Portugal held its presidential election on Sunday with the moderate incumbent candidate strongly favoured to win a second five-year term while COVID-19 cases reached record levels.
Voters queued up as polls opened in the Lisbon parish of Santo Antonio, guided by red stickers on the ground marking the two-metre (six-foot) gap.
“I’m here among the first to avoid groups and queues,” Cristina Queda, 58, said as she waited. “Since the date of the elections wasn’t changed, I decided to come early to avoid that situation.”
The head of state in Portugal has no legislative powers, which lie with parliament and the government, but is an influential voice in the running of the country.
Marcelo Rebelo de Sousa, 72, is regarded as the clear front-runner among seven candidates. He is an affable, approachable law professor and former television personality who as president has consistently had an approval rating of 60 percent or more.
To win, a candidate must capture more than 50 percent of the vote. But a severe surge in coronavirus infections in recent days could keep turnout low and perhaps lead to a runoff between the two top candidates, which would take place on February 14.
World’s highest infection rates
Portugal has the world’s highest rates of new daily infections and deaths, according to a tally by Johns Hopkins University, and the public health system is under huge strain.
Authorities reported a record daily toll of 274 deaths and more than 15,300 new cases on Saturday, with ambulances queuing for several hours at hospitals full to capacity.
“I don’t agree that the date wasn’t changed,” said Jose Antonio Queda, 72, who also came early with his wife. “If we’re in confinement, we should be avoiding the virus as much as possible.”
With the country in lockdown, the election campaign featured none of the usual flag-waving rallies or other large public events, though restrictions on movement were lifted for polling day. Voters were asked to take their own pen and disinfectant to polling stations.

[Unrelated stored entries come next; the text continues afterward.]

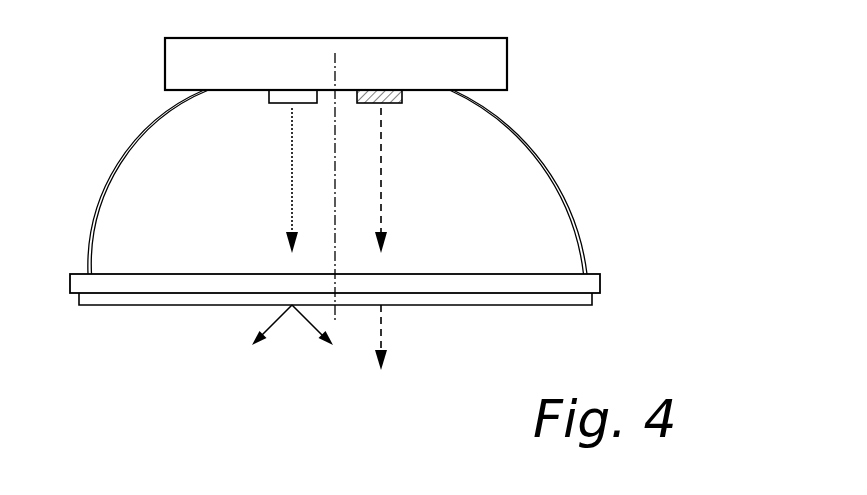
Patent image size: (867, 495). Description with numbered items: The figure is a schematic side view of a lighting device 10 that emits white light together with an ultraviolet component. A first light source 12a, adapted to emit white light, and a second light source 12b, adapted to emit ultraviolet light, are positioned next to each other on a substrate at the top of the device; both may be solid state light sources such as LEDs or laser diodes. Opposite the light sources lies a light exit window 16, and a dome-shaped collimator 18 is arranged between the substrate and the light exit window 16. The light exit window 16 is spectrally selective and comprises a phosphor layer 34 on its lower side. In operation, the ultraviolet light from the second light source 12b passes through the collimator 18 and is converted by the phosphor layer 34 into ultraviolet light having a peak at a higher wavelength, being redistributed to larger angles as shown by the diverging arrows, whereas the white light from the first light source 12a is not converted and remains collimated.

The lighting device 10 is at (642, 70).
The first light source 12a is at (404, 97).
The second light source 12b is at (268, 96).
The light exit window 16 is at (601, 285).
The collimator 18 is at (578, 232).
The phosphor layer 34 is at (492, 300).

Among the incumbent’s six challengers, right-wing populist André Ventura has attracted curiosity as the first ultra-conservative to break into Portuguese mainstream politics.
Keep it to one round
In his final campaign speech, Rebelo de Sousa – one of the rare politicians often referred to simply by his first name – urged voters to back him so as to avoid a second round.
That would “spare the Portuguese people from the election being stretched out over three crucial weeks” – time that could be better spent slowing the pandemic, the former minister and co-founder of the centre-right Social Democratic Party (PSD) said.
“An abstention rate of 70 percent would be enough to make a second round almost unavoidable,” the 72-year-old warned.
Low turnout could also upset the expected easy win for Rebelo de Sousa, with polls giving him 58 percent of the first-round vote – far ahead of socialist challenger Ana Gomes and Ventura, on 15 and 10 percent, respectively.
A first-round re-election would fit in with Portugal’s experience since adopting democratic government in 1974, with all four of the president’s predecessors securing a second five-year term this way.
Rebelo de Sousa’s popularity with voters has not suffered from his indulgence of Prime Minister Antonio Costa’s socialist minority government.
He is so well-liked that the socialist party did not see the need to put up a candidate, denying its backing to 66-year-old Gomes, a former diplomat and European lawmaker turned anti-corruption activist.
Meanwhile, Ventura, the 38-year-old founder of right-wing populist party Chega (Enough) said he is in the running to “crush the left”, which is fielding three out of the seven candidates.
Portugal has so far been largely spared the anti-establishment surges from the right that have reshaped the political landscape in many larger EU nations in recent years.
Ventura secured his party’s first and only parliamentary seat at 2019 legislative elections, winning the backing of 70,000 voters or 1.3 percent.
Polls opened at 8am (08:00 GMT). Media projections of results will begin once polls close at 20:00 GMT in Portugal’s Azores islands.